Ringkasnya, bulan Ramadhan adalah bulan untuk menggapai rahmat dengan cara mewujudkan ketakwaan personal maupun kolektif/sosial atau dalam konteks negara. Karena itu, pada bulan ini sejatinya terjadi peningkatan keberpihakan umat Islam pada penegakkan syariah sekaligus upaya memperjuangkan penerapannya. Bulan Ramadhan hendaknya menjadi momentum untuk semakin membersihkan pikiran dan mensucikan hati hingga memiliki daya pembeda antara haq dan yang batil sekaligus mengikuti kebenaran Islam dan menjauhi ajakan setan, baik yang berwujud jin maupun manusia.
Karena itu, umat Islam tidak akan mengikuti ajakan Presiden AS, George W. Bush, yang secara terbuka mengajak para pemimpin negeri-negeri Muslim untuk memerangi upaya penegakan Islam melalui penerapan syariah dan Khilafah. “We should open new chapter in the fight againts enemies of freedom, againts who in the beginning of XXI century call Muslims to restore caliphate and to spread sharia (Kita harus membuka bab baru perang melawan musuh kebebasan, melawan orang-orang yang di abad ke 21 menyerukan kaum Muslim untuk mengembalikan Khilafah dan menyebarluaskan syariah),” ungkapnya seperti dikutip dalamwww.demaz.org.

Wahai Kaum Muslim:
Setiap tahun Ramadhan menyapa kita.
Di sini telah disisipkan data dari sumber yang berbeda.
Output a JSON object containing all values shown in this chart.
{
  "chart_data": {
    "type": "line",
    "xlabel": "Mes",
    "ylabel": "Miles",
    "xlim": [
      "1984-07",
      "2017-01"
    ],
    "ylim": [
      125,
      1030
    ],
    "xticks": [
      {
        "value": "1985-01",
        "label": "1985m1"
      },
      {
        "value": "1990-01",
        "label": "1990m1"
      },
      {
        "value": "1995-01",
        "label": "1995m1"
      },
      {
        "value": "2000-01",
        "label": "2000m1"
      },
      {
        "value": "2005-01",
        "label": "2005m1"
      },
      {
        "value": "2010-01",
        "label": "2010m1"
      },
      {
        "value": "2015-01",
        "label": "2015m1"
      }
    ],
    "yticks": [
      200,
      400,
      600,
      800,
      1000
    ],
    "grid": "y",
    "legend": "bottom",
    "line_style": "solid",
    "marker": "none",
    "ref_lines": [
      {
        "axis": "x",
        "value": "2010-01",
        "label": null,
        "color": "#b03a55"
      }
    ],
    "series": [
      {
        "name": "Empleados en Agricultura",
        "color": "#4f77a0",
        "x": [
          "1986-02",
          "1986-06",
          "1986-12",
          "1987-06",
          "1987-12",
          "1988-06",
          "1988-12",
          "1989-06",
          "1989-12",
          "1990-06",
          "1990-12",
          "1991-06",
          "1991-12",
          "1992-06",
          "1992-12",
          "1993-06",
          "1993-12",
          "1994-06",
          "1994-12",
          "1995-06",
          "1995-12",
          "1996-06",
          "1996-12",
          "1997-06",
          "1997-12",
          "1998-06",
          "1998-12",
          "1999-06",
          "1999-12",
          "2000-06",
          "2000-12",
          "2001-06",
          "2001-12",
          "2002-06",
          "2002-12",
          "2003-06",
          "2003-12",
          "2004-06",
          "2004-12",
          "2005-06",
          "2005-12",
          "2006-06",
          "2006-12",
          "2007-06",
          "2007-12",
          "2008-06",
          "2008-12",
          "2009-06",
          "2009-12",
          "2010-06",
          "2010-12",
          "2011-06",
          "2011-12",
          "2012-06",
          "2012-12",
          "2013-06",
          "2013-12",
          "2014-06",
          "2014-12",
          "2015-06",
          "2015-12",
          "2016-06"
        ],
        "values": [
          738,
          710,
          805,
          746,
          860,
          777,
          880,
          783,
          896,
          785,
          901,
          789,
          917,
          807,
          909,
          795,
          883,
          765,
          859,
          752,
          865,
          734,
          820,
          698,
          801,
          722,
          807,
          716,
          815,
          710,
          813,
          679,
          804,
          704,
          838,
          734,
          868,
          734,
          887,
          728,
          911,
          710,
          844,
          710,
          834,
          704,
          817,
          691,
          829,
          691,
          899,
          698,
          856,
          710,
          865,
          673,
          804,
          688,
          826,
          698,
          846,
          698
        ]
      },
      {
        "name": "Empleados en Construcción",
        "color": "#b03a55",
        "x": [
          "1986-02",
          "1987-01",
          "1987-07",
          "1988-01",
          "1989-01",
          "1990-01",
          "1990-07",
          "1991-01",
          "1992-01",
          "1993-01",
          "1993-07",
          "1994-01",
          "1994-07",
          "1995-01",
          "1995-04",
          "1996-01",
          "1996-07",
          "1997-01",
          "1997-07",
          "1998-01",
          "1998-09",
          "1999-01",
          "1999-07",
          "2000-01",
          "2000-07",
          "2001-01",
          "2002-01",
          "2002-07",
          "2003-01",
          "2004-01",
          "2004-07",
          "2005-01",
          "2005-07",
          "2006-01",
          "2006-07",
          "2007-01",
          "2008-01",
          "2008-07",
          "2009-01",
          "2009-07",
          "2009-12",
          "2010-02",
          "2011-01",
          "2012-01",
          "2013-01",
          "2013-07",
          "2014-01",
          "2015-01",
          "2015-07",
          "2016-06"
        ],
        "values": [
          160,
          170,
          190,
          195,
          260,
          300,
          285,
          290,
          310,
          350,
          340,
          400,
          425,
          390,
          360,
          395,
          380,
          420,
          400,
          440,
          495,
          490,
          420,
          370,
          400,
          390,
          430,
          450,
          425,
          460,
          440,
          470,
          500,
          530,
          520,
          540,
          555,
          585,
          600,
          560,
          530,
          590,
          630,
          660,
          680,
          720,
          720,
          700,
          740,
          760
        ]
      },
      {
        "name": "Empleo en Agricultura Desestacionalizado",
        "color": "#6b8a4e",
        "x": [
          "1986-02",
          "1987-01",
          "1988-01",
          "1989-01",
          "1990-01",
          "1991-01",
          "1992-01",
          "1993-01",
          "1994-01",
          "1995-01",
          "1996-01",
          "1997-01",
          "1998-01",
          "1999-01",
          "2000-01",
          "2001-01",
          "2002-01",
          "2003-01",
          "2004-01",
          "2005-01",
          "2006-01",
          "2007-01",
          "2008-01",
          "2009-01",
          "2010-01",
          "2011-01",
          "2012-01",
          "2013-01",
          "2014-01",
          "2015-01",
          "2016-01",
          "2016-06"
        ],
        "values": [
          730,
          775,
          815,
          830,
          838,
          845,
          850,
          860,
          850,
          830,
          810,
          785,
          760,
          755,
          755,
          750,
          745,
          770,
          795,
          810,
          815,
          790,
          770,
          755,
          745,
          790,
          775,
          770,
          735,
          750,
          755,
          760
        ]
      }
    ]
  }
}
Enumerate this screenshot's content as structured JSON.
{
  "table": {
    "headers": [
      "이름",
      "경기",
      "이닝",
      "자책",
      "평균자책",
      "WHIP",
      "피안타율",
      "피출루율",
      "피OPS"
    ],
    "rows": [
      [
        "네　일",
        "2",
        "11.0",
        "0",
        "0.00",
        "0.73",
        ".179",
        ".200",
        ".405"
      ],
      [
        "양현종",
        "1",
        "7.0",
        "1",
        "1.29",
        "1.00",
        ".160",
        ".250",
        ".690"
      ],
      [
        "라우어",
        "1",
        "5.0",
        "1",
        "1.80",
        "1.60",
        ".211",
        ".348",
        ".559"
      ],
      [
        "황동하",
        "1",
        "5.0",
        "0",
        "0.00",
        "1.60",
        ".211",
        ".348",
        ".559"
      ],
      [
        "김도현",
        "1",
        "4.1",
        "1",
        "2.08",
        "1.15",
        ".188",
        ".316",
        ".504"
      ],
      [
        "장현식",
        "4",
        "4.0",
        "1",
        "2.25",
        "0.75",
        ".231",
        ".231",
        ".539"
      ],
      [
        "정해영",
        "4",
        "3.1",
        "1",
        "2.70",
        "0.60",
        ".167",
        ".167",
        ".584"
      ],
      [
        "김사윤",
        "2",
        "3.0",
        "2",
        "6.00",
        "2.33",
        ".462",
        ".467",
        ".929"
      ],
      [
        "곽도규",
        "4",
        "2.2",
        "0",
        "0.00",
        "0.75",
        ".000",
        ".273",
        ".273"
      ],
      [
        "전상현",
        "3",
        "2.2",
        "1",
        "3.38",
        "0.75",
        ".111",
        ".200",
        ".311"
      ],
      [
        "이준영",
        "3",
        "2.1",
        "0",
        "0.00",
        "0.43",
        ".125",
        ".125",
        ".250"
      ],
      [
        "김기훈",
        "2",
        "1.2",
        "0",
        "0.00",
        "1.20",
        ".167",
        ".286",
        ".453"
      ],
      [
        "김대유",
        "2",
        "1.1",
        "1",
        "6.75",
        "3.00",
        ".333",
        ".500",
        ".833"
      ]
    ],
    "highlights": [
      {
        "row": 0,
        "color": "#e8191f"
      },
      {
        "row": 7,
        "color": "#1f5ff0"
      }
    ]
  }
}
Lalu adakah peningkatan kualitas keimanan dan ketakwaan dalam diri kita? Adakah tambahan kerinduan dan upaya untuk menggapai rahmat Allah Yang Maha Penyayang? Makin membuncahkah iman kita dari tahun ke tahun atau biasa-biasa saja? Kita shaum pada bulan yang satu, berhari raya pada saat yang satu, berhaji pada bulan yang juga satu; Tuhan kita satu, al-Quran kita satu, teladan kita Nabi Muhammad saw. satu, dan kiblat kita satu. Lalu adakah kerinduan dalam diri kita untuk menjadi umat yang satu dan hidup dalam ketakwaan yang makin membahana dalam lubuk hati kita?
Marilah kita reguk keberkahan Ramadhan dengan ibadah dan perjuangan untuk menegakkan Islam secara kâffah[]
Komentar:
Jadikan Ramadhan sebagai momentum penegakkan syariah dan khilafah.